Winnipeg Free Press: From the streets to the courtroom
Law school grad fulfils lifelong dream at 49, after being homeless and battling addiction
As the Winnipeg Free Press reports:
“It’s never too late!” Sean Gallop wrote above his graduation photo in a social-media post that would go viral.
He’d just finished law school at the age of 49, decades after he dropped out of high school to work at Pizza Hut. One of the guys he worked with back then was among more than a million people who viewed Gallop’s LinkedIn post. He got a congratulatory message from him — one of thousands from all over the world. Many wanted to know: how did he do it?
“I said, well, just make a plan,” Gallop says in an interview. “If you want to do something, make a plan, start researching and then follow through on your plan.”

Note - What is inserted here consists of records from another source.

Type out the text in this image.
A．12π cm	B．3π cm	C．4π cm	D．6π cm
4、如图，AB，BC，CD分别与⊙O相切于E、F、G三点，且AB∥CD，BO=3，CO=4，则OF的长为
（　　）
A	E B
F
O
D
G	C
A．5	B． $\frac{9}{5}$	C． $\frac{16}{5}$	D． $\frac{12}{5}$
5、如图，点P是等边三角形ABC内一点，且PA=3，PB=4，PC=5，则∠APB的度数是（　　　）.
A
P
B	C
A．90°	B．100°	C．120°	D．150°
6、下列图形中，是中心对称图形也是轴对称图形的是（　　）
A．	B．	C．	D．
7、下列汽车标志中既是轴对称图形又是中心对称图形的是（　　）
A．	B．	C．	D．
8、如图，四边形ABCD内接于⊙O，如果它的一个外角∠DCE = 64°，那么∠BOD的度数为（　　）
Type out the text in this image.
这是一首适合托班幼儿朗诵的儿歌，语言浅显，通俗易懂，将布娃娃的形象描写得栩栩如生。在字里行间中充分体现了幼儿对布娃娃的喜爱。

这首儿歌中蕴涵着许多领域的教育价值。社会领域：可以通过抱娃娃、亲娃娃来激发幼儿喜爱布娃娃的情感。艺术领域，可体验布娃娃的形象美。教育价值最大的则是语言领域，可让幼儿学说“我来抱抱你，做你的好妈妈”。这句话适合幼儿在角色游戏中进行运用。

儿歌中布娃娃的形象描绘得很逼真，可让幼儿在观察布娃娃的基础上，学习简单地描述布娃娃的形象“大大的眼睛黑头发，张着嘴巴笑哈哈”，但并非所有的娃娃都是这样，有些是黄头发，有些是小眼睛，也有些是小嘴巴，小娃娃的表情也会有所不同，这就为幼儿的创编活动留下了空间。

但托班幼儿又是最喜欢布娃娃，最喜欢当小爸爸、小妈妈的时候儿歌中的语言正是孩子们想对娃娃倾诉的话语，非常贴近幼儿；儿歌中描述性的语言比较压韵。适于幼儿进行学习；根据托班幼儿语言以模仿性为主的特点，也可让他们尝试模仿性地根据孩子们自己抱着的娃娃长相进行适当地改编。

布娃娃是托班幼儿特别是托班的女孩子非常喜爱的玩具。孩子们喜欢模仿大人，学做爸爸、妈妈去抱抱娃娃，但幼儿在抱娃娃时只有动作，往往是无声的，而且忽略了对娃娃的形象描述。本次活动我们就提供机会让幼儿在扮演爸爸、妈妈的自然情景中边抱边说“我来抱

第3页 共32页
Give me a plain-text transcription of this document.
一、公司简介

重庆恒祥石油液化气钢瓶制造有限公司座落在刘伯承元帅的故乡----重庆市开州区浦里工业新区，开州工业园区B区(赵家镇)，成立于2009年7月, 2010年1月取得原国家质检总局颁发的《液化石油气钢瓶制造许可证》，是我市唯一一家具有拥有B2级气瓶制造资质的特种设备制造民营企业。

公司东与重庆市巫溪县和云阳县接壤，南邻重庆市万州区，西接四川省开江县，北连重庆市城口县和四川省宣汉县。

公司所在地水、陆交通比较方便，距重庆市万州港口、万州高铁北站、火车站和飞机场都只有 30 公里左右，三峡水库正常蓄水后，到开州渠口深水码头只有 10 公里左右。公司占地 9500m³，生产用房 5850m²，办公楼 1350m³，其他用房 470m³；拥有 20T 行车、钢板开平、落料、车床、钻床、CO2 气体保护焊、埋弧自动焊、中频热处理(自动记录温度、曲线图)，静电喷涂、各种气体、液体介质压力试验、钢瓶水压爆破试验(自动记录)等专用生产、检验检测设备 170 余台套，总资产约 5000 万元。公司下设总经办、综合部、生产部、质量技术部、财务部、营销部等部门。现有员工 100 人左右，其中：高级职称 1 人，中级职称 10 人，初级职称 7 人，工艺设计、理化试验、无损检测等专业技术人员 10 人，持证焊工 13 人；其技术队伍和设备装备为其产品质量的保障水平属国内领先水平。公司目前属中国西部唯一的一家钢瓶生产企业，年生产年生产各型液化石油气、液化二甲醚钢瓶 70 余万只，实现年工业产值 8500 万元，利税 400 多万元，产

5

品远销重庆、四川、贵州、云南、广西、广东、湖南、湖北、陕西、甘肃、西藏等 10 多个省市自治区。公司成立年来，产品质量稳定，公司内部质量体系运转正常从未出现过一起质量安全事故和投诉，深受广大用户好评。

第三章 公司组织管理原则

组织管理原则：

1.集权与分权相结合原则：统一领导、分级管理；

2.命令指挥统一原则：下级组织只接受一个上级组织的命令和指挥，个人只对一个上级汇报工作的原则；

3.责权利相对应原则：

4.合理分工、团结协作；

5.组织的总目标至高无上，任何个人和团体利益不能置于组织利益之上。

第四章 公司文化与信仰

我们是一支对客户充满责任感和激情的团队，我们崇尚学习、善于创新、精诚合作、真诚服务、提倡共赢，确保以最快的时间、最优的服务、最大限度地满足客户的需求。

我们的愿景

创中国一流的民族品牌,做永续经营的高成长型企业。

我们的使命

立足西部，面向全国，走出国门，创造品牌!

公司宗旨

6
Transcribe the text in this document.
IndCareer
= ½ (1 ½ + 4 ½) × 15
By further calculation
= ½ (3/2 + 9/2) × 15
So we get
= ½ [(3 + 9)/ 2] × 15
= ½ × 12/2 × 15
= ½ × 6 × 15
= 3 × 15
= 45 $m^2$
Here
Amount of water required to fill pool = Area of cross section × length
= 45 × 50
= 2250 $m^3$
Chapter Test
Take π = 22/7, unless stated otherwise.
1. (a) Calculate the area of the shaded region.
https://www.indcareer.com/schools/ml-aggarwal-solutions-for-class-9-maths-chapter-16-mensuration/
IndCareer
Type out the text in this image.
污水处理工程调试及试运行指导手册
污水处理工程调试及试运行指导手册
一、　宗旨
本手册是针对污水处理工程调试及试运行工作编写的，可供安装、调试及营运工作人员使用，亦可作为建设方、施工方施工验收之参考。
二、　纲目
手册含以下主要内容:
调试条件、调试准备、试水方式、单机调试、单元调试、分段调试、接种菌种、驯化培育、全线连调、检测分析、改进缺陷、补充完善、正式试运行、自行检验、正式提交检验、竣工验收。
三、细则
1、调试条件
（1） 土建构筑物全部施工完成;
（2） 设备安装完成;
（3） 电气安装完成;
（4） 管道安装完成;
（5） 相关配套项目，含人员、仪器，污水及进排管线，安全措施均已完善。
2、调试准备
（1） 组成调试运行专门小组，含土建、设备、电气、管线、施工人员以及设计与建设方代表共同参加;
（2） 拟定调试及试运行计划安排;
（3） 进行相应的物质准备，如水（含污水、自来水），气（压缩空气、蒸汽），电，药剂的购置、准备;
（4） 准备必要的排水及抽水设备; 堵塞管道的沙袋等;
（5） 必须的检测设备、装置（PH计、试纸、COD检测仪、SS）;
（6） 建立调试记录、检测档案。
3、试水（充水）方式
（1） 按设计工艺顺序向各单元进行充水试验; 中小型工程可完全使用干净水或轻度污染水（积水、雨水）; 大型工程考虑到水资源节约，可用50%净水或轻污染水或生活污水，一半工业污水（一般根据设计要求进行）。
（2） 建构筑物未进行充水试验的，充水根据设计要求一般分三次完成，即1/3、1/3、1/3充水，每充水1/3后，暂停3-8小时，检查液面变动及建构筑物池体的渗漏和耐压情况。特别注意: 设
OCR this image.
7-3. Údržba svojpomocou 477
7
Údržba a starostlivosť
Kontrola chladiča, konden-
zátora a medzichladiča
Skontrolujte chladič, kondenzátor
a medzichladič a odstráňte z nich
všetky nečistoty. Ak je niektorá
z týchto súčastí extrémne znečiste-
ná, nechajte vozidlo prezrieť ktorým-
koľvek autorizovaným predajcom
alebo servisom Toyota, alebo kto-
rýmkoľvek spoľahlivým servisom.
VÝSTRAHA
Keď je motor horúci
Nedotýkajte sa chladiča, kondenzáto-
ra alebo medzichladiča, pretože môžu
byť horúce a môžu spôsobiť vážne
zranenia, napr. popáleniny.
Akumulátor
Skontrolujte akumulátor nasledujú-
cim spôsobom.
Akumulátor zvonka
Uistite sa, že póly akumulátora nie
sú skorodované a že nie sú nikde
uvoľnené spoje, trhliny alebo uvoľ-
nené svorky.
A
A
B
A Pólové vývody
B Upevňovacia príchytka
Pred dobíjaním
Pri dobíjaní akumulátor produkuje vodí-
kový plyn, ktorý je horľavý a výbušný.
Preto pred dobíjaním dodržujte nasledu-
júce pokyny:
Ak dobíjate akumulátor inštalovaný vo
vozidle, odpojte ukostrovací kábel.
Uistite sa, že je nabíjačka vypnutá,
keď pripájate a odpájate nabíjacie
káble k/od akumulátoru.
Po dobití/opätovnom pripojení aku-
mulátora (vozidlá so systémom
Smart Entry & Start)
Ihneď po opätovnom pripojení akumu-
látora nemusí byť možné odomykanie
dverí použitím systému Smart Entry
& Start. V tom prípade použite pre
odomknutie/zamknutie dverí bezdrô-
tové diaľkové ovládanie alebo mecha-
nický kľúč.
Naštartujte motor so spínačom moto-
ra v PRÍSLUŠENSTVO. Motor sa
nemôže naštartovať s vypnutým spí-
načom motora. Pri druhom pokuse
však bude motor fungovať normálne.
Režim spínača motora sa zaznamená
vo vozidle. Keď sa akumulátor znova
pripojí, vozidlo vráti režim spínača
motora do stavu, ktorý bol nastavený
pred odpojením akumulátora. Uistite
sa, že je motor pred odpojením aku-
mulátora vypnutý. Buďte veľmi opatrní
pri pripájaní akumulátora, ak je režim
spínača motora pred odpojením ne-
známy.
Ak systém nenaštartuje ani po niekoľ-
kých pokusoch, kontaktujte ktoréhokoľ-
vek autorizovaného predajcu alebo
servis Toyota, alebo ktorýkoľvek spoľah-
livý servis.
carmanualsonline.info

It sounds straightforward, but it wasn’t easy. By the time Gallop decided to study law, he’d battled drug addiction, been homeless on the streets of Winnipeg, attempted suicide, and, yes, needed a lawyer. But when he graduated this spring as the oldest student at University of Manitoba’s Robson Hall and began articling at Legal Aid Manitoba, Gallop was fulfilling a teenage dream. He’d wanted to be a lawyer since he was in high school, before he became homeless for the first time as a teen.
“I’d like people to think to themselves that if they had a vision or a dream or an idea or something that they wanted to do, it was given to them for a reason, and it is possible and they can achieve it,” he says. In other words: don’t give up.
“Because, quite frankly, I gave up a long time ago on this, and then it came back around again, and here I am.”